O filme de Nanni Moretti – que entrará logo em cartaz no Brasil, – se chama Habemus papam: o psicanalista do papa. Um cardeal – um Michel Picolli envelhecido, mas sempre extraordinário – é eleito papa, mas não quer, tem medo, entra em crise, chora, se isola em seu quarto, enquanto um cardeal avisa aos aglomerados na Praça – turistas e uma parte de fieis – que o novo papa já foi eleito – conforme a fumaça branca –, mas que estava orando em seu quarto, pedindo força a Deus para assumir sua representação na Terra.
Chamam um psicanalista – representado pelo próprio Nanni Moretti – para conversar com o papa, mas com a recomendação expressa de não tocar em temas como a infância do papa, sua mãe, seus sonhos, além da presença de todos os cardeais em volta, o que leva ao fracasso do apelo a Freud.
O papa acaba fugindo e sai, com roupas civis, pelas ruas de Roma, convivendo com as pessoas como se fosse um mortal qualquer. Providencia-se um funcionário do Vaticano para ocupar seu quarto e fazer aparecer às vezes sua mão para a multidão reunida na praça, outras vezes apenas agitando a cortina, acendendo e apagando a luz. Esse funcionário fica comendo e dormindo no quarto do papa, os cardeais acreditando que é o papa que está ali, inclusive quando o serviço do Estado do Vaticano coloca um CD e toca Mercedes Sosa cantando Todo cambia, que os cardeais acompanham, radiantes, crendo que era um sintoma do estado de ânimo festivo do novo papa.
Como o Concílio não terminou, porque o papa ainda não aceitou sua nomeação, nem os cardeais, nem o psicanalista podem sair. Então este organiza um alegre campeonato de vôlei entre os cardeais representados no Concílio, como passatempo e forma de descarregar as tensões. O Vaticano como estado está em jogo. O novo papa está nomeado, não pode ser substituído por outro, nem se sabe o que fazer com ele, se não assumir o cargo.
Toda a trama funcional da nomeação de um cardeal como representante de Deus na Terra fica pendendo por um fio, enquanto o nomeado passeia alegremente por Roma, vai ao teatro, come em restaurante, conversa com as pessoas do povo, feliz, em seu verdadeiro mundo, enquanto está em suspenso o cargo de Deus na Terra e o povo continua esperando seu discurso. Não conto o final, mas basta isso para revelar a humanidade de uma pessoa comum, que tem medo, que chora, que entra em crise, que escapa das responsabilidades que lhe querem impor, para fazer do filme uma grande película.

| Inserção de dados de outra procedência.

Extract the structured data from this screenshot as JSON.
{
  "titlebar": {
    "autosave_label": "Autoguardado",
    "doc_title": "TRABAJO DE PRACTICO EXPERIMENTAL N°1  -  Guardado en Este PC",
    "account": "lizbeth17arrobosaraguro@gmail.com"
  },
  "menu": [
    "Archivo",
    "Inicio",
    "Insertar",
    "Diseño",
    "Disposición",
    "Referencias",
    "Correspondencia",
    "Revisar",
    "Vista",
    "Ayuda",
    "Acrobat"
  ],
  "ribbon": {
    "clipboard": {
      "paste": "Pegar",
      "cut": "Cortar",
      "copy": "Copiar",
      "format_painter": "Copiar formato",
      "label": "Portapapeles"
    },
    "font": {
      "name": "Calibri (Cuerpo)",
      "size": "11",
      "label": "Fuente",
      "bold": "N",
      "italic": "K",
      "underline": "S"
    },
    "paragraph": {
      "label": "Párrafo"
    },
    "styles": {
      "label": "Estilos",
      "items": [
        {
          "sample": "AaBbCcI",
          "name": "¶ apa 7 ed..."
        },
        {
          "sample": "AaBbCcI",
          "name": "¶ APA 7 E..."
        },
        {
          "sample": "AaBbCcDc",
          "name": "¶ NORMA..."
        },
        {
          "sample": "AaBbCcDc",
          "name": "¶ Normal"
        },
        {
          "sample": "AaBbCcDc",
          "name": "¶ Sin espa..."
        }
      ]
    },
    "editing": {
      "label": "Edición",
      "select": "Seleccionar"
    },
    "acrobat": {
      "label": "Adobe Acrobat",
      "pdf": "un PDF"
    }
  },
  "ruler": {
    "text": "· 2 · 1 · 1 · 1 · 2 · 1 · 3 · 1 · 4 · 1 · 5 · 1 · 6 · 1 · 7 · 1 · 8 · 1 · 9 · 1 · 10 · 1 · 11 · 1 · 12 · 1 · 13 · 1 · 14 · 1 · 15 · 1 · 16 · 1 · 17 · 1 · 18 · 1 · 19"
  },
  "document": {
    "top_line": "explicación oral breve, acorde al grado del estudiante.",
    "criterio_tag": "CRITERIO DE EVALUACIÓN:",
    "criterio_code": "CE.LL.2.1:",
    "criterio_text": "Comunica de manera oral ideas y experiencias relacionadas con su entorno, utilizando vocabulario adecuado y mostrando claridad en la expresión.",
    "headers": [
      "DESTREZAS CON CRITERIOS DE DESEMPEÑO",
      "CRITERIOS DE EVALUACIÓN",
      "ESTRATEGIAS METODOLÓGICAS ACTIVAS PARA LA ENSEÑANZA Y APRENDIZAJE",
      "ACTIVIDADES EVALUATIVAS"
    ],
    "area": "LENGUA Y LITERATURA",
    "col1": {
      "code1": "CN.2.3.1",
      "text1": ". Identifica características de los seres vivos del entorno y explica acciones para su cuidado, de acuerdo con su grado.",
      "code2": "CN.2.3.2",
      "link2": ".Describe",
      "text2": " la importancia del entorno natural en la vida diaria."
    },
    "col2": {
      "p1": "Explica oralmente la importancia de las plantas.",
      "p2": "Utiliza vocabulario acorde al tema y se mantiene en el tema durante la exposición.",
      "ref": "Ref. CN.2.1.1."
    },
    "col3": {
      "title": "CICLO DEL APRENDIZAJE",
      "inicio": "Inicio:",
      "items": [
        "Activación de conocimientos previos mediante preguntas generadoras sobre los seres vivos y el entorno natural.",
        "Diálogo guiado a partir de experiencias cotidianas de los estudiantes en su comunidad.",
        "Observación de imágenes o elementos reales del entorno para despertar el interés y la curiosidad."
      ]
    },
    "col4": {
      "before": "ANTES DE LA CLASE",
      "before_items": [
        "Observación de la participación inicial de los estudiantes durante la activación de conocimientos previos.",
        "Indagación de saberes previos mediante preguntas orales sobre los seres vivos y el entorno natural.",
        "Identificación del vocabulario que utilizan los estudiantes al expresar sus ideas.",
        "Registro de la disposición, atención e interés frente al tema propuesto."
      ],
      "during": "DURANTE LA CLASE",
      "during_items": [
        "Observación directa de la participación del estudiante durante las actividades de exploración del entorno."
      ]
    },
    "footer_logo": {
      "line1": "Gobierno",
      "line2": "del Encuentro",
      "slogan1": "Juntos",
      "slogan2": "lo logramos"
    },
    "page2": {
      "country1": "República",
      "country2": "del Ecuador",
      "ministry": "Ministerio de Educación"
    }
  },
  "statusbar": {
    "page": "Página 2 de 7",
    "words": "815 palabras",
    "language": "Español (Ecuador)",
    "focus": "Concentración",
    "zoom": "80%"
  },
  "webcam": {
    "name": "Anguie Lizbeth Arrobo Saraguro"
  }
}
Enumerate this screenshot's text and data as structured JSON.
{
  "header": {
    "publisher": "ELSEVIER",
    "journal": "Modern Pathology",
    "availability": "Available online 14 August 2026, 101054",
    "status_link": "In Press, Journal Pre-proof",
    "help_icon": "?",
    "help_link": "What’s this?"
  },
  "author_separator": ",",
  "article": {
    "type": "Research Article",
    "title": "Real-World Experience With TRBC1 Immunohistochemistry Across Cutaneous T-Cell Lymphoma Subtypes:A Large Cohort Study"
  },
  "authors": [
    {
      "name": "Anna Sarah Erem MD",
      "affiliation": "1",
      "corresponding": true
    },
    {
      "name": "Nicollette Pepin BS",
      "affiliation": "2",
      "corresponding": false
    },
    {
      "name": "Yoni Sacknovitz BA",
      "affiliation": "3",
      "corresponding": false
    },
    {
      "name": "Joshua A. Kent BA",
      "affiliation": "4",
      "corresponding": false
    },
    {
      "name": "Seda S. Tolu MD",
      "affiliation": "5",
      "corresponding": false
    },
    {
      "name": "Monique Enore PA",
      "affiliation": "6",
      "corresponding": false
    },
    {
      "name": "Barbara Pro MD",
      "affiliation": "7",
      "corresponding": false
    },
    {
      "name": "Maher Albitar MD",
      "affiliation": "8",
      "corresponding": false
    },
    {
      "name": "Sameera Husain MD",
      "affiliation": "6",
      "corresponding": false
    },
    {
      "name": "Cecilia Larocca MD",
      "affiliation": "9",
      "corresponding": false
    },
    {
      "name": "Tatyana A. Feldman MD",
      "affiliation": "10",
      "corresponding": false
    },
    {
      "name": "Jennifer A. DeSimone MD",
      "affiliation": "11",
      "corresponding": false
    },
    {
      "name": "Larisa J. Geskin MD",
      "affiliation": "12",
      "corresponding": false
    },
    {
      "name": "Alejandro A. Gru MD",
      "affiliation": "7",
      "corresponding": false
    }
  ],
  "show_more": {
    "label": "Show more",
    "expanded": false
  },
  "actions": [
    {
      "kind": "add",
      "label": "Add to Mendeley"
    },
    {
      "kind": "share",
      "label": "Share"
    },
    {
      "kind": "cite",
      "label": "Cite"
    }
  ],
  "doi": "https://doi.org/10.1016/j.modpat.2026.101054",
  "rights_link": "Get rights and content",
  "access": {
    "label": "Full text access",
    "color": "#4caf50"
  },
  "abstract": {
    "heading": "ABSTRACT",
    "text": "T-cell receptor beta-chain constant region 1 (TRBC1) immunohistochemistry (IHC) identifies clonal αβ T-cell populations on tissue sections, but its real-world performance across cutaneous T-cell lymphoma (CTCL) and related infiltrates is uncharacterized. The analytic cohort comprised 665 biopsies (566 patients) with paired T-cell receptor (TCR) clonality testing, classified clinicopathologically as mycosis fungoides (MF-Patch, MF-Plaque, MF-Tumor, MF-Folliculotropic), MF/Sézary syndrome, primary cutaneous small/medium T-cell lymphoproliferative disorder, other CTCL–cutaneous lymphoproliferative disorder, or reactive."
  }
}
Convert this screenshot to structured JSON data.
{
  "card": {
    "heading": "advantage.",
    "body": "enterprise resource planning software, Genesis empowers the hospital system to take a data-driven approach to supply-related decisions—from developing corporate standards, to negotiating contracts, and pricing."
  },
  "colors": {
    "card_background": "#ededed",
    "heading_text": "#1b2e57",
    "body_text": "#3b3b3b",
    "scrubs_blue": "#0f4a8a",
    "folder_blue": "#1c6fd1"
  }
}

O mesmo exercício de humanização que tinha feito Saramago em seu Evangelho segundo Jesus Cristo e num de seus últimos livros – Caim. Neste, Caim conversa com Deus sobre o papel que lhe atribuiu na Terra, suas responsabilidades e o questionamento de Deus ao impor-lhe o conflito com o irmão e a imagem negativa nesse conflito. Outras circunstâncias, como a de Abrãao, a quem Deus pede que ofereça a vida de seu filho como sacrifício, são reavaliadas por Caim, que se pergunta que Deus todo bondoso é esse, que impõe a um pai o pior dos sacrifícios?
O filme de Moretti foi execrado pelo Vaticano, que se sentiu nu diante da parábola – talvez não tão irreal –, dado que se propala que um dos papas anteriores a João Paulo II, que teve papado curto, teria morrido em circunstâncias estranhas, associadas a suas visões iconoclastas, entre elas a de que Deus seria mulher ou homem e mulher, com todas as consequências para o tema de gênero que traria para o Vaticano e à Igreja Católica. Em suma, a parábola pode ajudar a entender mecanismos desse estranho Estado teocrático que é o Vaticano. E diverte muito. Sem dúvida, um filme à altura das grandes comédias do cinema italiano.